Le majordome, un vieillard souriant en costume trois pièces, s’effaça pour laisser place au nouvel arrivant. L’antichambre du manoir était pour le moins intimidante. L’architecture et les couleurs dominantes restaient fidèles aux normes de l’ouest du secteur impérial : un opus africanum modernisé, alternant moellons de pierre et piliers taillés, le tout recouvert par endroits d’un parement pyramidal rouge et doré. Le sol était tapissé de velours avec par endroit des dalles de marbres aux motifs abstraits, plutôt étranges, et c’était là que l’observation devenait déstabilisante, car il y avait définitivement quelque chose qui ne tournait pas rond dans la décoration des lieux.
L’invité leva le nez et vit un lustre d’acier qui devait bien peser la moitié d’une tonne. Il représentait un objet à quatre dimensions, sorte d’hyper polygone obtenu par un usage savant de techniques trompe-l’œil. Il était difficile de le regarder trop longtemps sans sentir une sorte de vertige. Les grands escaliers centraux, quant à eux, défiaient la symétrie, pourtant très appréciée dans le secteur. En fait, les marches donnaient l’impression d’être orientées vers le haut puis… vers le bas, il aurait juré. C’était difficile à expliquer, le tout formait une boucle improbable sans transition logique, par un effet d’optique qui semblait reposer sur l’exploitation de la lumière provenant du lustre, le contraste entre le sol, les faces horizontales des marches et leurs faces verticales, et certainement un jeu de miroirs. Il mit un moment pour remarquer la supercherie. D’autres mystères attendaient certainement d’être décelés dans cet étrange hall, mais le majordome interrompit la séance d’observation.
« Je vais prendre votre veste. Bien, suivez-moi donc. »
Après avoir gravi les marches, non sans une certaine précaution - malgré les apparences, elles menaient bien en fin de compte à l’étage supérieur- ils s’avancèrent dans un large couloir dont le sol était recouvert des mêmes motifs abstraits qu’à l’entrée du manoir, puis ils tournèrent sur la droite, et passèrent une porte boisée déjà ouverte. C’était une salle de lecture calme et confortable, avec une petite véranda donnant sur une cour intérieure. Dehors, il faisait plutôt sombre, un orage se préparait au dessus du smog. Au centre de la cour, une fontaine représentant un ruban de Möbius était traversée par quatre jets d’eau qui suivaient des trajectoires sinueuses entre les arêtes de la sculpture, contrôlés par un dispositif électrostatique, l’invité conjectura.
Dans l’un des fauteuils de la pièce, non-loin d’une cheminée au cœur de laquelle crépitait un feu de farinium bleu électrique, le maître des lieux attendait calmement. C’était un homme d’apparence jeune, dans les dernières années de sa vingtaine, aux cheveux blonds platine, imberbe, et vêtu d’un costume beige très formel et de gants blancs. Une figure qui n’était pas inconnue de la majorité du secteur, car l’habileté de Castel Serté dans les affaires l’avait déjà propulsé plusieurs fois dans les brèves du DCN. Les corporations se l’arrachaient, mais jusqu’à maintenant, il avait surtout travaillé en freelance. Le majordome toussa, accompagné de l’invité, l’hôte se leva avec un grand sourire et lui tendit la main.
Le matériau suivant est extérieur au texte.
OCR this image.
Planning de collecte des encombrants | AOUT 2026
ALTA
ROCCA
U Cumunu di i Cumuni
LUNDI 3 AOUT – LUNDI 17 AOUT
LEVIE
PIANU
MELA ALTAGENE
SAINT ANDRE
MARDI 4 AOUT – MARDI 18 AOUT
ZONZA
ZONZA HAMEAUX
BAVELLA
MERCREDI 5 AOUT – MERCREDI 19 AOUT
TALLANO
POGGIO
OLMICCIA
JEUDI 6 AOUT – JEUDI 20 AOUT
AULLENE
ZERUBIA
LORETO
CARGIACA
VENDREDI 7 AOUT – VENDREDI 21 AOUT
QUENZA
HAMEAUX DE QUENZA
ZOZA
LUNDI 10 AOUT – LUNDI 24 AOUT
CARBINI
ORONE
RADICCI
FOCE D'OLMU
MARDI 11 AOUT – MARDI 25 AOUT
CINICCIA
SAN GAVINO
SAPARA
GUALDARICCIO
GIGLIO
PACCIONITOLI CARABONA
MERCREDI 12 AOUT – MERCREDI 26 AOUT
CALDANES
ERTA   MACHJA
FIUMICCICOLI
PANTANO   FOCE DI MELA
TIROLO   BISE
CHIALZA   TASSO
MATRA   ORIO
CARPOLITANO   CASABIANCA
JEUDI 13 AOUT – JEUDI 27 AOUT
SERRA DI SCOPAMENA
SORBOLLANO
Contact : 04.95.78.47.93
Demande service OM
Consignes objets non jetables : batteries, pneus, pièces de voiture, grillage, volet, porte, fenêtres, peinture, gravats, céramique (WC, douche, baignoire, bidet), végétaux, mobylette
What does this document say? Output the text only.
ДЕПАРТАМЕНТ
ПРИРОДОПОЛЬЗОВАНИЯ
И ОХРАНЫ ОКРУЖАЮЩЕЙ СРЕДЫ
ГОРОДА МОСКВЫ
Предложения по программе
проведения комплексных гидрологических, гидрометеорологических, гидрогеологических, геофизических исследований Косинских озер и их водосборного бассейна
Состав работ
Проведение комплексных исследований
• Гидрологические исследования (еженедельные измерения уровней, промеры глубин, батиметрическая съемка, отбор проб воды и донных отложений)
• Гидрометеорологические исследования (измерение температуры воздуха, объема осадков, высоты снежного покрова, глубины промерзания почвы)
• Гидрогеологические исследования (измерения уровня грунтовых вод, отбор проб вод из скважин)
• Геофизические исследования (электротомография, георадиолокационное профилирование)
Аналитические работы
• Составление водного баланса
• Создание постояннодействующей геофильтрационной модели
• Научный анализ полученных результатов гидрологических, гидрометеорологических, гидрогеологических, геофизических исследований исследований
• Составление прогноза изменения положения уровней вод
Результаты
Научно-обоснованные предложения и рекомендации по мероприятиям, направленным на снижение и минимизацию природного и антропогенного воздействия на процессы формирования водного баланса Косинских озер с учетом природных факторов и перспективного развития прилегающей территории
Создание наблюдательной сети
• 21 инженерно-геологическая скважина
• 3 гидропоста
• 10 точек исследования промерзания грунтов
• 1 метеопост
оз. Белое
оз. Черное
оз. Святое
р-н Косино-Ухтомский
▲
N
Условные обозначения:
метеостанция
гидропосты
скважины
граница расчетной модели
« Monsieur Palab, un plaisir de vous accueillir en ma demeure et de vous rencontrer enfin en personne. » Il empoigna fermement la main du Noble récemment destitué.
« Plaisir partagé. Mon esprit est quelque peu retourné par l’originalité de cet endroit. »
Castel rendit un sourire qui se voulait chaleureux, mais son regard insensible et ses iris de la même couleur que le feu de cheminée donnaient plutôt le résultat inverse.
« J’espère ne pas avoir déclenché une migraine ? »
Selim parvenait encore à garder son tact malgré l’aspect déstabilisant de la situation.
« A vrai dire, j’ai été architecte avant de me dédier à l’économie, et je pense avoir mis à jour quelques unes de vos ruses. Par exemple, le lustre. Ce sont des miroirs divergents, pas vrai ? »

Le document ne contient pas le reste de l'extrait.